The North West’s most competitive market…
Here in the North West of England, one of the best examples of a truly competitive market is Manchester’s Curry Mile in Rusholme. With more than 70 South Asian and Middle Eastern restaurants within half a mile, it would be easy for aspiring restaurant owners to avoid the whole situation by thinking that the level of competition is too high. Yet most of those restaurants have been there for many years, even decades, thriving directly next door to other, very similar restaurants selling very similar cuisine from the same regions.
What do you think makes the most popular restaurants stay popular year after year, as new restaurants come and go around them? Why is it that some restaurants are outwardly quite unassuming compared to some of the flashier modern ones, and yet customers flock to them, talk about them, post on social media about them and still describe them as a ‘best kept secret?’
How do businesses continue competing?
The answer is that those restaurants keep quietly doing whatever it is they do best, working to their strengths. Often they are family run businesses with the same senior staff in charge, meaning that service, food and overall experience is consistent. This makes people want to come back again and again despite the competition – they know they want exactly what they are going to get, and the restaurant takes pride in knowing it can deliver.
Let’s be honest, most sectors in business are competitive. This is a fact.
It’s time to take control…
Creating a truly successful company that can weather any storm isn’t about worrying about the competition.It’s about taking control, ownership and responsibility and developing the mind-set of an ambitious business. It’s about looking at the USPs of your business and being willing to invest in developing them and over time, becoming known for them.
The truth is, when a business fails it is the responsibility of the business owner, not the marketplace.
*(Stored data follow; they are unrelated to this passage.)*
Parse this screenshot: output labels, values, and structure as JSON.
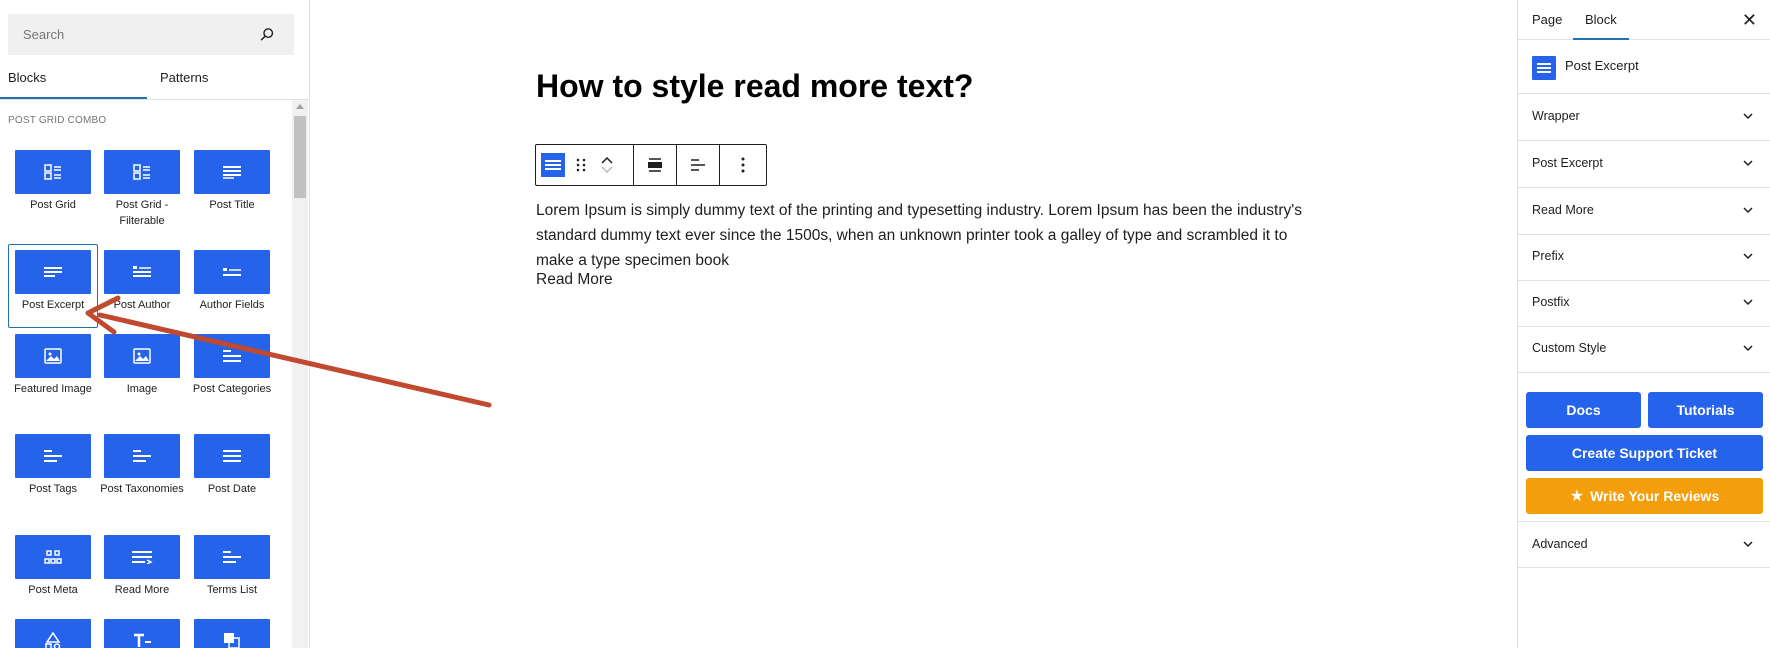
{
  "inserter": {
    "search_placeholder": "Search",
    "tabs": [
      "Blocks",
      "Patterns"
    ],
    "category": "POST GRID COMBO",
    "blocks": [
      {
        "label": "Post Grid",
        "icon": "grid-icon"
      },
      {
        "label": "Post Grid - Filterable",
        "icon": "grid-icon"
      },
      {
        "label": "Post Title",
        "icon": "lines-icon"
      },
      {
        "label": "Post Excerpt",
        "icon": "lines-icon",
        "selected": true
      },
      {
        "label": "Post Author",
        "icon": "author-icon"
      },
      {
        "label": "Author Fields",
        "icon": "author-icon"
      },
      {
        "label": "Featured Image",
        "icon": "image-icon"
      },
      {
        "label": "Image",
        "icon": "image-icon"
      },
      {
        "label": "Post Categories",
        "icon": "list-lines-icon"
      },
      {
        "label": "Post Tags",
        "icon": "list-lines-icon"
      },
      {
        "label": "Post Taxonomies",
        "icon": "list-lines-icon"
      },
      {
        "label": "Post Date",
        "icon": "lines-icon"
      },
      {
        "label": "Post Meta",
        "icon": "meta-icon"
      },
      {
        "label": "Read More",
        "icon": "readmore-icon"
      },
      {
        "label": "Terms List",
        "icon": "list-lines-icon"
      },
      {
        "label": "",
        "icon": "shapes-icon"
      },
      {
        "label": "",
        "icon": "text-icon"
      },
      {
        "label": "",
        "icon": "copy-icon"
      }
    ]
  },
  "editor": {
    "title": "How to style read more text?",
    "excerpt": "Lorem Ipsum is simply dummy text of the printing and typesetting industry. Lorem Ipsum has been the industry's standard dummy text ever since the 1500s, when an unknown printer took a galley of type and scrambled it to make a type specimen book",
    "read_more": "Read More"
  },
  "sidebar": {
    "tabs": [
      "Page",
      "Block"
    ],
    "active_tab": "Block",
    "block_name": "Post Excerpt",
    "panels": [
      "Wrapper",
      "Post Excerpt",
      "Read More",
      "Prefix",
      "Postfix",
      "Custom Style"
    ],
    "buttons": {
      "docs": "Docs",
      "tutorials": "Tutorials",
      "support": "Create Support Ticket",
      "reviews": "Write Your Reviews"
    },
    "advanced": "Advanced"
  },
  "colors": {
    "accent": "#2563eb",
    "review": "#f59e0b",
    "selection": "#2271b1",
    "arrow": "#c0492f"
  }
}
Imagine how much more you could achieve, and how much more motivated you and your staff would be if you could work on controlling the marketplace through establishing competitive advantage rather than blaming poor performance on a crowded market?
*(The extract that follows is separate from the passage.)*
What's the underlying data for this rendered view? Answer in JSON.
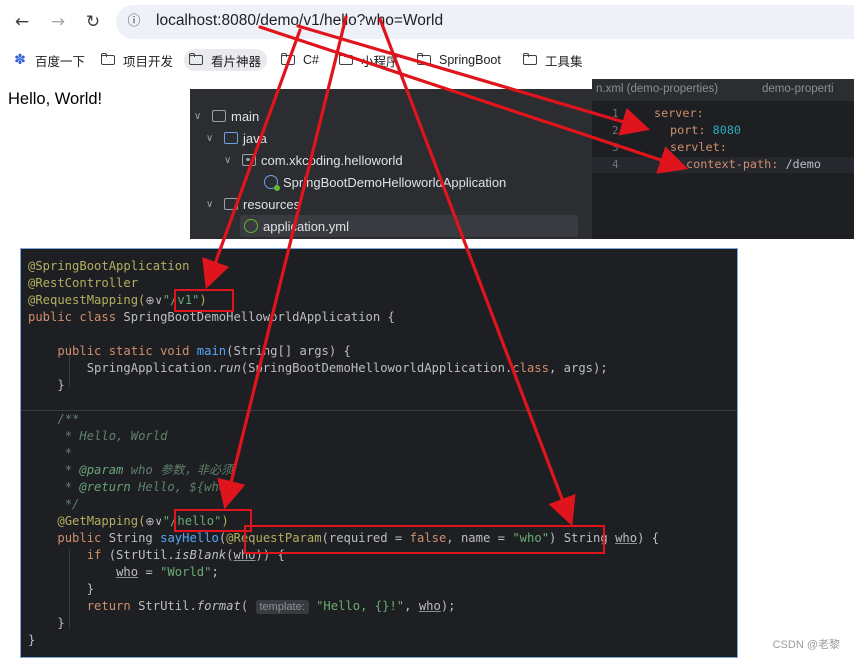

When talk of competitive markets becomes the norm and people struggle with fear and negativity, how much less effort are we putting into recruitment, service, engagement and good management practices?
It is important to look at our competitors to keep our understanding of our sector as current as possible…but imagine how much better businesses could be if people put the same energy they put into worrying about the competition into becoming the competition, by working on the things we do best.